School of Industrial Engineering, Purdue University, West Lafayette, Indiana 47907, USA; email:
Departments of Critical Care Medicine, Surgery, and Medicine; Snyder Institute for Chronic Diseases; and the Trauma Program, University of Calgary and Alberta Health Services, Calgary, Alberta T2N 2T9, Canada.
Annu Rev Biomed Eng. 2021 Jul 13;23:115-139. doi: 10.1146/annurev-bioeng-083120-023315. Epub 2021 Mar 26.
Telemedicine is perhaps the most rapidly growing area in health care. Approximately 15 million Americans receive medical assistance remotely every year. Yet rural communities face significant challenges in securing subspecialist care. In the United States, 25% of the population resides in rural areas, where less than 15% of physicians work. Current surgery residency programs do not adequately prepare surgeons for rural practice. Telementoring, wherein a remote expert guides a less experienced caregiver, has been proposed to address this challenge. Nonetheless, existing mentoring technologies are not widely available to rural communities, due to a lack of infrastructure and mentor availability. For this reason, some clinicians prefer simpler and more reliable technologies. This article presents past and current telementoring systems, with a focus on rural settings, and proposes aset of requirements for such systems. We conclude with a perspective on the future of telementoring systems and the integration of artificial intelligence within those systems.
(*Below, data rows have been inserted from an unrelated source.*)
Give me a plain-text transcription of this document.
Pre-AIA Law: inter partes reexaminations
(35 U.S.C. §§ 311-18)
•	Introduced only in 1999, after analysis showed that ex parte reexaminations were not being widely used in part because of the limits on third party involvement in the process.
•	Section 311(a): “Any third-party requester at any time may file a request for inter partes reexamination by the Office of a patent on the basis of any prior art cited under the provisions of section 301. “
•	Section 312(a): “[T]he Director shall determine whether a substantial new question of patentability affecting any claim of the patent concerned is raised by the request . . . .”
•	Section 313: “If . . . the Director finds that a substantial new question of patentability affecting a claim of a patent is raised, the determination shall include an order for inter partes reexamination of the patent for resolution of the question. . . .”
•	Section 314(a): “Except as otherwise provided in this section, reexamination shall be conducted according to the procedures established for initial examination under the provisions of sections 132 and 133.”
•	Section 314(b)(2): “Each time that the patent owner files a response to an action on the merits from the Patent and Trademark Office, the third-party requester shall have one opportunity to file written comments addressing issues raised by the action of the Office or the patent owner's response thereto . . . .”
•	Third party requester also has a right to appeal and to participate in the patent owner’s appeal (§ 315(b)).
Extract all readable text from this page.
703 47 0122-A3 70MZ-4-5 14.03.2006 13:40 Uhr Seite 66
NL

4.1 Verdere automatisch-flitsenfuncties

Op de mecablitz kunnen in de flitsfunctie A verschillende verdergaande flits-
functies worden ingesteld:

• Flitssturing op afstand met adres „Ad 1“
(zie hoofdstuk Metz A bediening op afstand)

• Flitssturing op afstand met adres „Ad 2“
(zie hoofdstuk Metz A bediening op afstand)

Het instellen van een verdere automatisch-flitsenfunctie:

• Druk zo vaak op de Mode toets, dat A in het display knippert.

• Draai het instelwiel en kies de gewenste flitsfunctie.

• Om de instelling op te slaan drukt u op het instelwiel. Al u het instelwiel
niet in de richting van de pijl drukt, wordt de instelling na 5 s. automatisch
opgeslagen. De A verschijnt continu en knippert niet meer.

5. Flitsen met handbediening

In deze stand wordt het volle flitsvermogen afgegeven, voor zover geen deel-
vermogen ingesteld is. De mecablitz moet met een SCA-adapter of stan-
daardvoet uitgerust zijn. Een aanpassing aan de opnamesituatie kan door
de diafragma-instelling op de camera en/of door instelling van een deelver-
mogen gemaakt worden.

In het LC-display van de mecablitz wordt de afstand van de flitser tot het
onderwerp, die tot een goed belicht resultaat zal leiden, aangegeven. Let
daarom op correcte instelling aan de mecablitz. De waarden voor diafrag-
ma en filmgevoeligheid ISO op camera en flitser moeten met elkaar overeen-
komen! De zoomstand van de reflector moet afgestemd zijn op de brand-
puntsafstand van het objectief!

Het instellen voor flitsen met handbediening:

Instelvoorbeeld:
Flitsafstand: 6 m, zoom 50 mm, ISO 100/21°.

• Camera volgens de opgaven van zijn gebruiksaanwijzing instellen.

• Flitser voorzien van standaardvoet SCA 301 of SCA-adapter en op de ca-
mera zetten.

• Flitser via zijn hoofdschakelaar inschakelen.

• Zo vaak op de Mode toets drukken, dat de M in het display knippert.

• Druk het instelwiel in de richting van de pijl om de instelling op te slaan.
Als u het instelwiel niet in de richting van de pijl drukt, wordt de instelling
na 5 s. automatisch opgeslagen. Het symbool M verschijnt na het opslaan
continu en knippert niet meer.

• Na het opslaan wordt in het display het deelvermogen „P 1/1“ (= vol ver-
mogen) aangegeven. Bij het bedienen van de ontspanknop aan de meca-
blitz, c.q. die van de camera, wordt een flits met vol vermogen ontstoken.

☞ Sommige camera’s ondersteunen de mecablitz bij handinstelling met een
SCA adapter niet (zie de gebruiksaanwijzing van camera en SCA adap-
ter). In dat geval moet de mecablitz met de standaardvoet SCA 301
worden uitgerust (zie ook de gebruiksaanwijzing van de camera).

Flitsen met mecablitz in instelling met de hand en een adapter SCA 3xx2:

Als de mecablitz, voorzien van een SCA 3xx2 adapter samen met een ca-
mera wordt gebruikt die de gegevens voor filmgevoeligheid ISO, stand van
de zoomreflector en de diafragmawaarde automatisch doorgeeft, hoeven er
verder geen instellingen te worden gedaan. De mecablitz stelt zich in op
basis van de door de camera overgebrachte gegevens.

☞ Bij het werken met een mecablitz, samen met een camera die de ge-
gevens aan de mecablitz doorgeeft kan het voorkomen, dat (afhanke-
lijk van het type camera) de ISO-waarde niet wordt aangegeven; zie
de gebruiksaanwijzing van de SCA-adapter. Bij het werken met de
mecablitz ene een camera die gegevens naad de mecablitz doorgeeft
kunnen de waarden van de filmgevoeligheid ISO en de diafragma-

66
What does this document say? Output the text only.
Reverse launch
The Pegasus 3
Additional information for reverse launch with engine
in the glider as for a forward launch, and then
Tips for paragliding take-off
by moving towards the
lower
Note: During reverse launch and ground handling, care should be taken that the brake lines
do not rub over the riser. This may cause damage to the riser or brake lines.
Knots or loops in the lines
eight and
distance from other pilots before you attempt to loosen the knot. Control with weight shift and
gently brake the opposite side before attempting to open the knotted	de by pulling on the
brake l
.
远程医疗或许是医疗保健领域发展最快的领域。每年大约有 1500 万美国人接受远程医疗援助。然而,农村社区在获得专科医疗服务方面面临着重大挑战。在美国,25%的人口居住在农村地区,而那里只有不到 15%的医生工作。目前的外科住院医师培训计划并没有为外科医生在农村地区行医做好充分准备。远程指导(mentoring),即由远程专家指导经验较少的护理人员,被提议用来解决这一挑战。尽管如此,由于基础设施和导师资源的缺乏,现有的指导技术并不能广泛应用于农村社区。出于这个原因,一些临床医生更喜欢更简单、更可靠的技术。本文介绍了过去和现在的远程指导系统,重点介绍了农村环境,并为这些系统提出了一系列要求。最后,我们对远程指导系统的未来以及这些系统中人工智能的整合进行了展望。